I was obviously devastated. I had just had a huge breakthrough of my own in February 2020 and was looking good to finally finish off a successful season and secure a spot on the team. I moved back to Sydney during the first few months of covid so it was nice to have a change in routine and location and be living in the same state as some of my close friends once again. I think all these elements actually distracted me from the reality that the games were postponed. Once I moved back to the gold coast in June I just picked up training where I left off and started to reap the rewards of having an extra year to prepare.
I train 6 days per week: 4 track sessions, 2-3 gym sessions, 2 pool sessions and often some yoga as well. In the gym we lift heavy 2 times per week and I actually credit a lot of my breakthrough this year to an improvement in my strength. We do deadlifts and power-cleans weekly as our two main exercises as well as plenty of upper body and core work. Essentially the stronger you are, the faster you can run so these two components go hand in hand. My favourite session is Monday hurdles. We do some starts over the first hurdle out of blocks and then a handful of reps out to 10 hurdles and I just love the thrill of getting it right and going fast.
The lead up to Tokyo is much the same for me as it has been all year, however I’ve been substituting my snacks for healthier options like YoPRO’s high-protein yoghurt to keep my diet a little cleaner.
I have also tried to start putting more focus into good hydration habits as Tokyo will be very hot and humid in July/August. Funnily enough before some of my best races ever I’ve had pizza the night before! However on the day of my races I like to keep my diet super simple and easy to digest. Again YoPRO yoghurt is great fuel for me and then I always have a protein shake waiting for me at the end. Diet will be a key element in Tokyo as there is the potential for 3 races on back-to-back days.

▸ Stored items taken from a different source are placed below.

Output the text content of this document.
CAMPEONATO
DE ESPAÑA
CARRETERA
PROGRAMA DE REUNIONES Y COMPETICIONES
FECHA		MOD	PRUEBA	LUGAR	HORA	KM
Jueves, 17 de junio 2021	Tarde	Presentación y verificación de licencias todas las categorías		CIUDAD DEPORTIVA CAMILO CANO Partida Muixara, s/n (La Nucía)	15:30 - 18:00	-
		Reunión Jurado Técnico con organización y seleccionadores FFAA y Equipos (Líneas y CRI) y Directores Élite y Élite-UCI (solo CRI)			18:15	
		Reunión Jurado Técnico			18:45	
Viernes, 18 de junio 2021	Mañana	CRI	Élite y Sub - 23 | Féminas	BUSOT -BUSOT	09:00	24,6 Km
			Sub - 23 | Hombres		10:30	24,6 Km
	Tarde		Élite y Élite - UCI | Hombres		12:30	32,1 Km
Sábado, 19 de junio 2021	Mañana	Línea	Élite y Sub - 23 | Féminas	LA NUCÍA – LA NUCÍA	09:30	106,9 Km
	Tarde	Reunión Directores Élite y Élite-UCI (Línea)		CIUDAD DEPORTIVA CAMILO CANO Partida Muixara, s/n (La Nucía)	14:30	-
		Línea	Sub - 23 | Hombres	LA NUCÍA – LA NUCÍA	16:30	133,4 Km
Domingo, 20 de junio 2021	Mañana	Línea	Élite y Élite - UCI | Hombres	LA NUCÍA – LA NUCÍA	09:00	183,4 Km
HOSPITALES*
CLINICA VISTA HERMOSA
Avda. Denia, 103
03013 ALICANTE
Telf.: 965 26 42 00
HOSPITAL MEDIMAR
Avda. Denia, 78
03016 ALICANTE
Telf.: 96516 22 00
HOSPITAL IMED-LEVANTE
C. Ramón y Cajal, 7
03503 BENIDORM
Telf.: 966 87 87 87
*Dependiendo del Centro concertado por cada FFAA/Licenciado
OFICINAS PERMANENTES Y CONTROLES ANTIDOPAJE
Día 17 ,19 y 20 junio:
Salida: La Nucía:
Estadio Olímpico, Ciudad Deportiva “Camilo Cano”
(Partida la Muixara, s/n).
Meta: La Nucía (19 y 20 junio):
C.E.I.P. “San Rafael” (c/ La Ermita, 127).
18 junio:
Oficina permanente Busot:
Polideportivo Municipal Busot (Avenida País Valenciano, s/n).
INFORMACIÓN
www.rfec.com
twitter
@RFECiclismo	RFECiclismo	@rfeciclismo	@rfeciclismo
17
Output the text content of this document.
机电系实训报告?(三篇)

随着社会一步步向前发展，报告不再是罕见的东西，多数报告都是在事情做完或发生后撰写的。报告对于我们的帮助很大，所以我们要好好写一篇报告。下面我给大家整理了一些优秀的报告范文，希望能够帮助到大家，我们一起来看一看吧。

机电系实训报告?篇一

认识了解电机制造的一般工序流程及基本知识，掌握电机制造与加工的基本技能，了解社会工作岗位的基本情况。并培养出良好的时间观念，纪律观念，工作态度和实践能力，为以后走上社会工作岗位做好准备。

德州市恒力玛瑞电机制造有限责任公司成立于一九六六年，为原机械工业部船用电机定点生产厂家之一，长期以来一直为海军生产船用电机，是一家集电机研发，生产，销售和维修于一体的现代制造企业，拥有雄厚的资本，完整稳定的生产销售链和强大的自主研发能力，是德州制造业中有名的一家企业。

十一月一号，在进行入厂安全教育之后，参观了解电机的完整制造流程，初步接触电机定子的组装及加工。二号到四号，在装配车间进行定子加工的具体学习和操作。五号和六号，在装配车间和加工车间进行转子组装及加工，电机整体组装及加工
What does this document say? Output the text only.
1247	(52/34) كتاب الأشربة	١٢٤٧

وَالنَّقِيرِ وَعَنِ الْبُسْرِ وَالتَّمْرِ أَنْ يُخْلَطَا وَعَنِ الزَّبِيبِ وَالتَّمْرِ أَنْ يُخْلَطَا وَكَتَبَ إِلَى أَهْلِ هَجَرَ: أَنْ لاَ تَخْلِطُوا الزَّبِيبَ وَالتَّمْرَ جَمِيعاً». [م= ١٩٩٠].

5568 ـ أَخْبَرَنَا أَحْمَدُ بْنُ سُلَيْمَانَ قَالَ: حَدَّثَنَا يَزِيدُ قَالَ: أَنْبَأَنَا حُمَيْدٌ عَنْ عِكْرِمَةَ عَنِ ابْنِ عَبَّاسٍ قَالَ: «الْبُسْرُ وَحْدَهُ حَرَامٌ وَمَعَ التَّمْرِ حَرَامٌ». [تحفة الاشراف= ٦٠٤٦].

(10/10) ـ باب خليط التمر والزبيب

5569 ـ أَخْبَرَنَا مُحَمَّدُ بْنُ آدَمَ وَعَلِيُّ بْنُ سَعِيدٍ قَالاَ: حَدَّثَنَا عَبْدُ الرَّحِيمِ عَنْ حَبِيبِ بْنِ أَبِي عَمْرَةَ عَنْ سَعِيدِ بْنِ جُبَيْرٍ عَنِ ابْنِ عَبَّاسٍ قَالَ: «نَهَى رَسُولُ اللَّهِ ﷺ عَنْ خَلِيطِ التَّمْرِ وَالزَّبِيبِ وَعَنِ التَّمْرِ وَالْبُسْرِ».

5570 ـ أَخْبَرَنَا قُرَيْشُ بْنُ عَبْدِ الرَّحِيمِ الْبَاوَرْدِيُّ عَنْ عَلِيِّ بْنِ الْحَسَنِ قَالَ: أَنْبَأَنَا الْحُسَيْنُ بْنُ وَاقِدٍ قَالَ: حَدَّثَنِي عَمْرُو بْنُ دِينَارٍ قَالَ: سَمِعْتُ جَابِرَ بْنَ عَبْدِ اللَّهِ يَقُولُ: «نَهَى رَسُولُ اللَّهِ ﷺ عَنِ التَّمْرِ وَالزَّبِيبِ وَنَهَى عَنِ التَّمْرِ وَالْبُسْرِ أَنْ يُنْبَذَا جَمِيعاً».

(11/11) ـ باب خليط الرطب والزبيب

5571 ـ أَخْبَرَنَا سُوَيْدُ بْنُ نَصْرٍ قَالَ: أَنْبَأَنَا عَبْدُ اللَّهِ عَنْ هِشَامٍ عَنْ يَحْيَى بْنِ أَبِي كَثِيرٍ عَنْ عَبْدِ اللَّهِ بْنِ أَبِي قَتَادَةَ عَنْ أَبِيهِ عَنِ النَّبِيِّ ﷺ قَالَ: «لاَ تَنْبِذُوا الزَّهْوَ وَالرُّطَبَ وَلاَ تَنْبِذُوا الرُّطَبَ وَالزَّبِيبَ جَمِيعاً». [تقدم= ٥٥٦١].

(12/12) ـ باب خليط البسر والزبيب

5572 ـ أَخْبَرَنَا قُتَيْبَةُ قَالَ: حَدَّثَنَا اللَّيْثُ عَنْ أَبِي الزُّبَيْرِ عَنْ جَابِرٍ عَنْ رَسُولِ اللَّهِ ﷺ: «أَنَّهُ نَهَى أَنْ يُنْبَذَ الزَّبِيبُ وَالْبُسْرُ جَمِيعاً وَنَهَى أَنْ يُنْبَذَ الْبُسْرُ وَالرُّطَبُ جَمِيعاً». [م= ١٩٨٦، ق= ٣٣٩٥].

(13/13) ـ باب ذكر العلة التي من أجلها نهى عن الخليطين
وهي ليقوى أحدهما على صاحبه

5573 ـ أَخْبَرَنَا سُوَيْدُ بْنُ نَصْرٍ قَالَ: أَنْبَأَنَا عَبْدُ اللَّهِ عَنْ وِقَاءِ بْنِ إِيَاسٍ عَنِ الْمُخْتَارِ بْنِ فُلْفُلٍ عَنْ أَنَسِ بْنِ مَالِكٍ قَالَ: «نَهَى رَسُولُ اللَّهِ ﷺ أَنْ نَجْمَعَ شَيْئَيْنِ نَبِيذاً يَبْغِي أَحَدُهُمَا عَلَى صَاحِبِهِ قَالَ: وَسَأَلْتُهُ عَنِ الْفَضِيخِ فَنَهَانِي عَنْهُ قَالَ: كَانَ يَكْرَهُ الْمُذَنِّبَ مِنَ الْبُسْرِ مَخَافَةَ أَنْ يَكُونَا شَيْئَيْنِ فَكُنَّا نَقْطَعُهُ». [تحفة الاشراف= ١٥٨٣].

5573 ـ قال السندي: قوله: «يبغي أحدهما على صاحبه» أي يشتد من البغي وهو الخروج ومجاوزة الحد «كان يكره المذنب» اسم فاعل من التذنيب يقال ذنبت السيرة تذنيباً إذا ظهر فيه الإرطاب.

I think a lot of people know my story very well, however one misconception might be that when things started to turn around for me it was because I started training harder and put more emphasis on training. Although I did move track to be the top priority in my life, I started to have more of a balance and enjoy life outside of running. I stopped sweating the small stuff and just made sure I was getting through the weeks of solid training and working on weaknesses which were holding me back, rather than running myself into the ground every day. I think this balance really helped me to have fewer major injuries and put my career on a better trajectory.
The biggest challenge for me has been injuries. I had 4-5 years where I had a major injury taking me off the track for over 6 weeks or longer, so I could never develop any consistency in training and therefore couldn’t improve. There were some really dark times where the only thing I could tell myself was “it will pass” even if the light at the end of the tunnel was so small. I definitely used this mentality during covid when it seemed like we were training for races that were never coming. Especially when I had just gone through 12-18+ months of training with not many races or travel.
Nerves are a part of the sport and i’ve learned that you have to just accept them, rather than try to get rid of them – it’s impossible. Again I keep my routine on race day really simple and similar to a training day. Breakfast and coffee first and then keep my mind active until its time to go.